The entire family will be quarantined, so if a student tests positive and has siblings, even if those siblings attend other buildings, they will have to be quarantined, too. Once the person is released from quarantine, he or she can return to school. 

"If your kid is sick, keep them at home," Swarthout said. "It's so hard to know if it's a cold, or allergies, or COVID. Protecting the health and safety of our school and community is the most important thing." 

The Macon County Health Department notifies people who are close contacts of someone who tested positive as quickly as possible, but if you suspect you have been exposed, you should isolate even if you haven't been contacted. Sometimes there are so many cases that contact tracers don't get to them right away. 

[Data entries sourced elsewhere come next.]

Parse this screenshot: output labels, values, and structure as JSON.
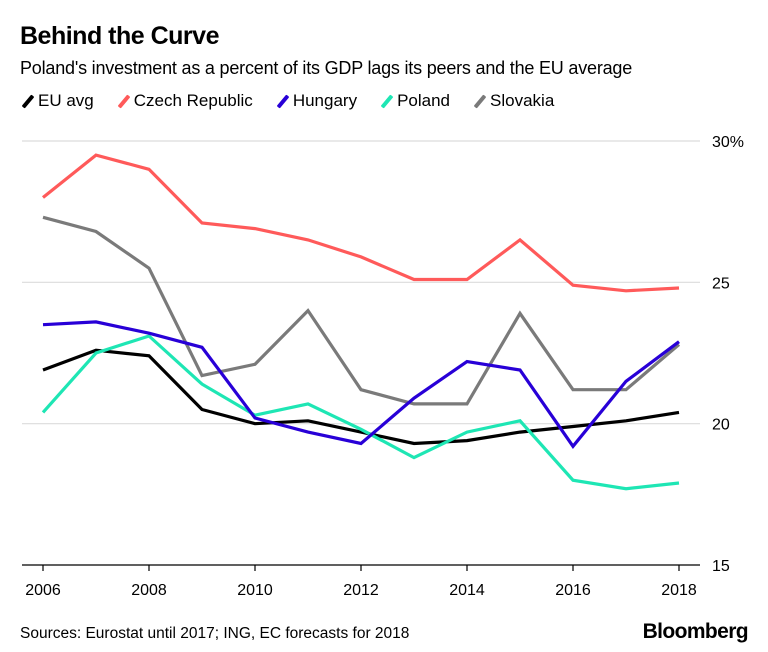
{
  "header": {
    "title": "Behind the Curve",
    "subtitle": "Poland's investment as a percent of its GDP lags its peers and the EU average"
  },
  "footer": {
    "source": "Sources: Eurostat until 2017; ING, EC forecasts for 2018",
    "brand": "Bloomberg"
  },
  "chart_data": {
    "type": "line",
    "title": "Behind the Curve",
    "subtitle": "Poland's investment as a percent of its GDP lags its peers and the EU average",
    "xlabel": "",
    "ylabel": "",
    "x": [
      2006,
      2007,
      2008,
      2009,
      2010,
      2011,
      2012,
      2013,
      2014,
      2015,
      2016,
      2017,
      2018
    ],
    "xlim": [
      2006,
      2018
    ],
    "xticks": [
      2006,
      2008,
      2010,
      2012,
      2014,
      2016,
      2018
    ],
    "xtick_labels": [
      "2006",
      "2008",
      "2010",
      "2012",
      "2014",
      "2016",
      "2018"
    ],
    "ylim": [
      15,
      30
    ],
    "yticks": [
      15,
      20,
      25,
      30
    ],
    "ytick_labels": [
      "15",
      "20",
      "25",
      "30%"
    ],
    "y_axis_side": "right",
    "grid": true,
    "legend_position": "top-left",
    "series": [
      {
        "name": "EU avg",
        "color": "#000000",
        "values": [
          21.9,
          22.6,
          22.4,
          20.5,
          20.0,
          20.1,
          19.7,
          19.3,
          19.4,
          19.7,
          19.9,
          20.1,
          20.4
        ]
      },
      {
        "name": "Czech Republic",
        "color": "#ff5a5a",
        "values": [
          28.0,
          29.5,
          29.0,
          27.1,
          26.9,
          26.5,
          25.9,
          25.1,
          25.1,
          26.5,
          24.9,
          24.7,
          24.8
        ]
      },
      {
        "name": "Hungary",
        "color": "#2800d7",
        "values": [
          23.5,
          23.6,
          23.2,
          22.7,
          20.2,
          19.7,
          19.3,
          20.9,
          22.2,
          21.9,
          19.2,
          21.5,
          22.9
        ]
      },
      {
        "name": "Poland",
        "color": "#1ee6b4",
        "values": [
          20.4,
          22.5,
          23.1,
          21.4,
          20.3,
          20.7,
          19.8,
          18.8,
          19.7,
          20.1,
          18.0,
          17.7,
          17.9
        ]
      },
      {
        "name": "Slovakia",
        "color": "#7a7a7a",
        "values": [
          27.3,
          26.8,
          25.5,
          21.7,
          22.1,
          24.0,
          21.2,
          20.7,
          20.7,
          23.9,
          21.2,
          21.2,
          22.8
        ]
      }
    ]
  }
}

"At this time, our case investigators and contact tracers are working very hard to reach out to individuals who have COVID-19 or have been named as a close contact to an individual who has COVID-19," said Krystle Temple, a health educator with the Macon County Health Department. "We call cases and contacts as soon as we receive that information. Please note that it may take a couple of days for positive cases to enter our system. Because of this, we encourage individuals to start isolating as soon as possible and contact anyone who they have been in close contact with. If there are days with a higher volume of cases that our local team cannot reach within 24 hours, those cases and contacts go to staff at the state’s SURGE center and are contacted through that center."

Temple said, "Local school districts have been working with our team to provide seating charts and possible close contacts of staff and students. This includes lists of individuals from bus rides, classroom settings, and more. We appreciate the public’s patience and urge everyone to answer the call to work with case investigators and contact tracers as needed."